Mais je me suis mal exprimé. Ce n'est pas du tout le fait de devenir Seigneur qui la gênait ! Bon sang, non, elle attendait ça depuis des semaines. Elle était active, efficace et importante dans la lumière. Certes on la voyait peu affairée aux petites missions mais elle se consacrait à corps perdu à sa propre tâche, la défense du château.
Cela faisait à peu près deux ans que Cissneï l'avait nommée Commandante.
Ces choses-là l'importaient énormément.
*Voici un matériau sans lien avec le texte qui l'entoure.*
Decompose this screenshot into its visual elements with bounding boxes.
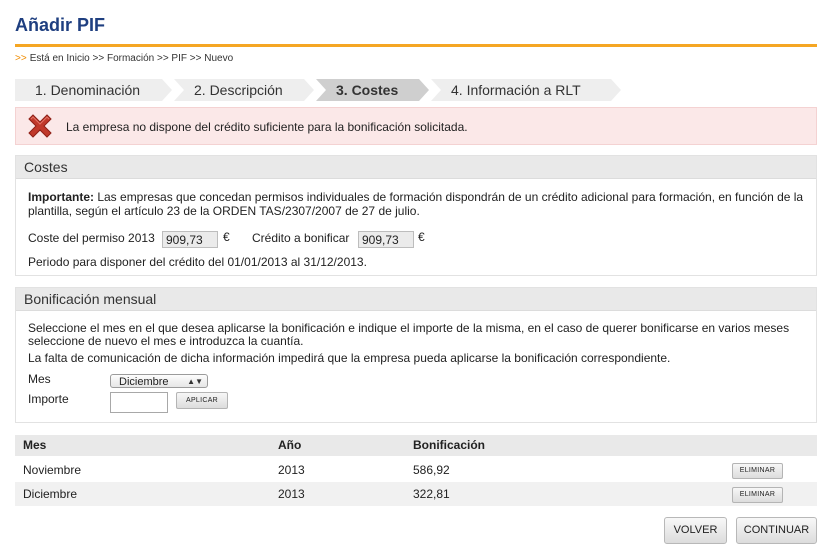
eliminar-button[interactable]: ELIMINAR: [732, 463, 783, 479]
mes-select[interactable]: Diciembre ▲▼: [110, 374, 208, 388]
coste-value: 909,73: [162, 231, 218, 248]
volver-button[interactable]: VOLVER: [664, 517, 727, 544]
costes-header: Costes: [16, 156, 816, 179]
credito-label: Crédito a bonificar: [252, 231, 350, 245]
table-header: Mes Año Bonificación: [15, 435, 817, 456]
coste-currency: €: [223, 230, 230, 244]
step-descripcion[interactable]: 2. Descripción: [174, 79, 314, 101]
important-note: Importante: Las empresas que concedan pe…: [28, 190, 804, 218]
select-arrows-icon: ▲▼: [187, 377, 203, 386]
bonificacion-instructions: Seleccione el mes en el que desea aplica…: [28, 321, 790, 348]
step-denominacion[interactable]: 1. Denominación: [15, 79, 172, 101]
credito-value: 909,73: [358, 231, 414, 248]
coste-label: Coste del permiso 2013: [28, 231, 155, 245]
row-bonificacion: 322,81: [413, 487, 450, 501]
periodo-text: Periodo para disponer del crédito del 01…: [28, 255, 367, 269]
bonificacion-panel: Bonificación mensual Seleccione el mes e…: [15, 287, 817, 423]
breadcrumb-text[interactable]: Está en Inicio >> Formación >> PIF >> Nu…: [30, 53, 233, 64]
table-row: Noviembre 2013 586,92 ELIMINAR: [15, 458, 817, 482]
page-title: Añadir PIF: [15, 15, 106, 35]
step-costes[interactable]: 3. Costes: [316, 79, 429, 101]
costes-panel: Costes Importante: Las empresas que conc…: [15, 155, 817, 276]
credito-currency: €: [418, 230, 425, 244]
col-bonificacion: Bonificación: [413, 438, 486, 452]
table-row: Diciembre 2013 322,81 ELIMINAR: [15, 482, 817, 506]
title-divider: [15, 44, 817, 47]
row-mes: Noviembre: [23, 463, 82, 477]
mes-label: Mes: [28, 372, 51, 386]
breadcrumb: >> Está en Inicio >> Formación >> PIF >> …: [15, 53, 233, 64]
wizard-steps: 1. Denominación 2. Descripción 3. Costes…: [15, 79, 817, 101]
breadcrumb-arrows-icon: >>: [15, 53, 27, 64]
row-mes: Diciembre: [23, 487, 78, 501]
col-mes: Mes: [23, 438, 47, 452]
importe-input[interactable]: [110, 392, 168, 413]
red-x-icon: [28, 114, 52, 138]
row-bonificacion: 586,92: [413, 463, 450, 477]
bonificacion-warning: La falta de comunicación de dicha inform…: [28, 351, 671, 365]
col-anio: Año: [278, 438, 302, 452]
continuar-button[interactable]: CONTINUAR: [736, 517, 817, 544]
row-anio: 2013: [278, 487, 305, 501]
step-informacion-rlt[interactable]: 4. Información a RLT: [431, 79, 621, 101]
bonificacion-header: Bonificación mensual: [16, 288, 816, 311]
importe-label: Importe: [28, 392, 69, 406]
bonificaciones-table: Mes Año Bonificación Noviembre 2013 586,…: [15, 435, 817, 506]
aplicar-button[interactable]: APLICAR: [176, 392, 228, 409]
row-anio: 2013: [278, 463, 305, 477]
error-message: La empresa no dispone del crédito sufici…: [15, 107, 817, 145]
eliminar-button[interactable]: ELIMINAR: [732, 487, 783, 503]
error-text: La empresa no dispone del crédito sufici…: [66, 120, 468, 134]
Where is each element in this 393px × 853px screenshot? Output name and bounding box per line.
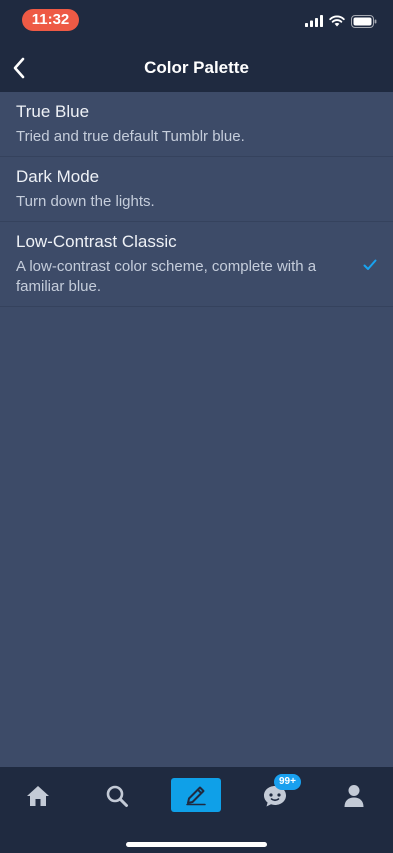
tab-bar: [0, 767, 393, 853]
option-description: Turn down the lights.: [16, 193, 155, 210]
account-icon: [344, 785, 364, 807]
option-title: Dark Mode: [16, 167, 100, 186]
screen: 11:32 Color Palette True Blue Tried and …: [0, 0, 393, 853]
option-title: True Blue: [16, 102, 90, 121]
option-description: A low-contrast color scheme, complete wi…: [16, 258, 317, 295]
page-title: Color Palette: [144, 58, 249, 77]
option-description: Tried and true default Tumblr blue.: [16, 128, 245, 145]
palette-option-list: True Blue Tried and true default Tumblr …: [0, 92, 393, 307]
wifi-icon: [329, 15, 345, 27]
battery-icon: [351, 14, 377, 28]
home-icon: [27, 786, 49, 806]
option-title: Low-Contrast Classic: [16, 232, 177, 251]
palette-option-true-blue[interactable]: True Blue Tried and true default Tumblr …: [0, 92, 393, 157]
compose-icon: [186, 786, 206, 806]
palette-option-dark-mode[interactable]: Dark Mode Turn down the lights.: [0, 157, 393, 222]
search-icon: [106, 785, 128, 807]
status-time[interactable]: 11:32: [22, 9, 79, 31]
activity-badge: 99+: [274, 774, 301, 790]
signal-icon: [305, 15, 323, 27]
home-indicator[interactable]: [126, 842, 267, 847]
tab-compose[interactable]: [171, 778, 221, 812]
status-bar: 11:32: [0, 0, 393, 44]
tab-search[interactable]: [91, 777, 143, 815]
tab-home[interactable]: [12, 777, 64, 815]
nav-bar: Color Palette: [0, 44, 393, 92]
checkmark-icon: [363, 259, 377, 270]
status-icons: [305, 14, 377, 28]
tab-account[interactable]: [328, 777, 380, 815]
palette-option-low-contrast-classic[interactable]: Low-Contrast Classic A low-contrast colo…: [0, 222, 393, 307]
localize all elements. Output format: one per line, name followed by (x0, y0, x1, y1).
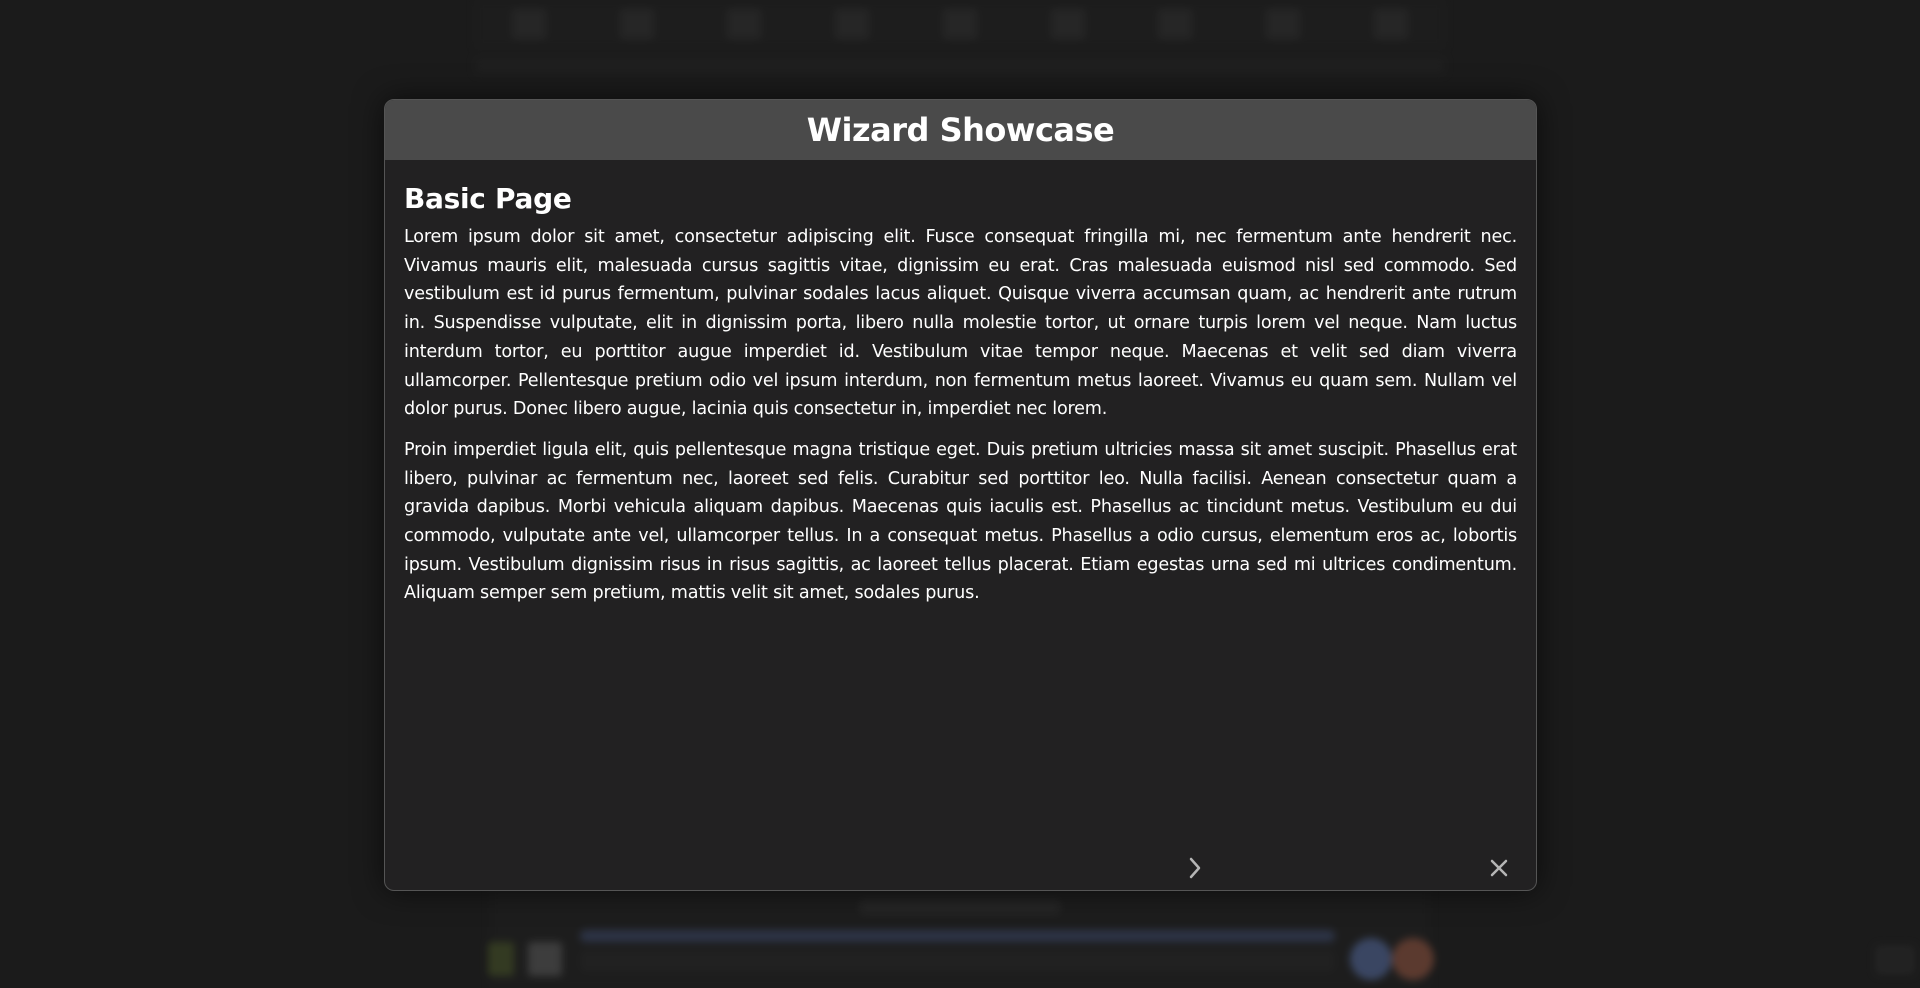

Je ne l'ai que trop dit, elle est attachée aux grades, et le fait de monter la hiérarchie était une véritable satisfaction.
Elle le méritait.
Cependant elle ne put cacher sa frustration et sa gêne lorsque la générale lui offrit cette promotion dans un moment aussi peu délicat, alors qu'elle n'était pas en armure et surtout peu présentable.
Un bref instant, elle regarda dans les lits aux alentours, vérifiant bien que nul ne la regardait... et l'instant d'après, elle s'enfuit sans discrétion sous sa couette.
Et si elle n'était pas suffisamment atteinte pour se cacher sous sa couverture pour qu'on ne la voie pas... elle voulait se rassurer, c'était légitime, sur l'état de sa peau. Elle regarda sous sa chemise les cicatrices qui la parcouraient.
Ravness ne put s'empêcher de détourner les yeux, un peu émue par son état, avant de retirer sa tête de sous la couette et de la reposer sur l'oreiller, regardant le plafond, les yeux un peu perdus.
Deux cicatrices sur son abdomen semblaient déchirer son ventre et le haut de son bassin, tandis qu'une troisième jonchait son thorax et traversait sa poitrine.
Voir ou même l'imaginer lui faisait assez mal... Elle ne sentait plus la douleur, grâce aux soins, mais en l’occurrence, c'était bien son moral qui était atteint. Jusque-là elle détestait déjà assez son corps pour être épargnée de ces horreurs, pensait-elle.
Avant, mal à l'aise nue devant la glace... Maintenant dégoûtée et effrayée.
Bien entendu, elle n'allait pas pleurer. Elle était en public et surtout, était une guerrière qui devait s'attendre à échapper de cette guerre défigurée ou même amputée de membres.
Elle pensa à Oakley et... curieusement fut presque rassurée. L'option selon laquelle Oakley verrait un jour ces cicatrices ne l'effraya pas, puisqu'elle se souvint aussitôt d'une lettre que lui avait envoyée son amie. Une lettre qui évoquait l'enfance difficile de la cow girl, mentionnant une maman qu'elle trouvait parfaite. Ravness n'avait pas oublié cette description qu'avait faite Oakley de sa mère, la décrivant bien sûr comme étant jolie, ce que Ravness pouvait croire sans problèmes, mais ayant comme témoins de ses nombreux combats de très nombreuses et vilaines cicatrices sur tout le corps.
La garde soupira, un peu rassurée. Elle n'aimerait sans doute pas la vue de ces cicatrices, mais elle devrait être la seule personne à ne pas être dégoûtée par elles.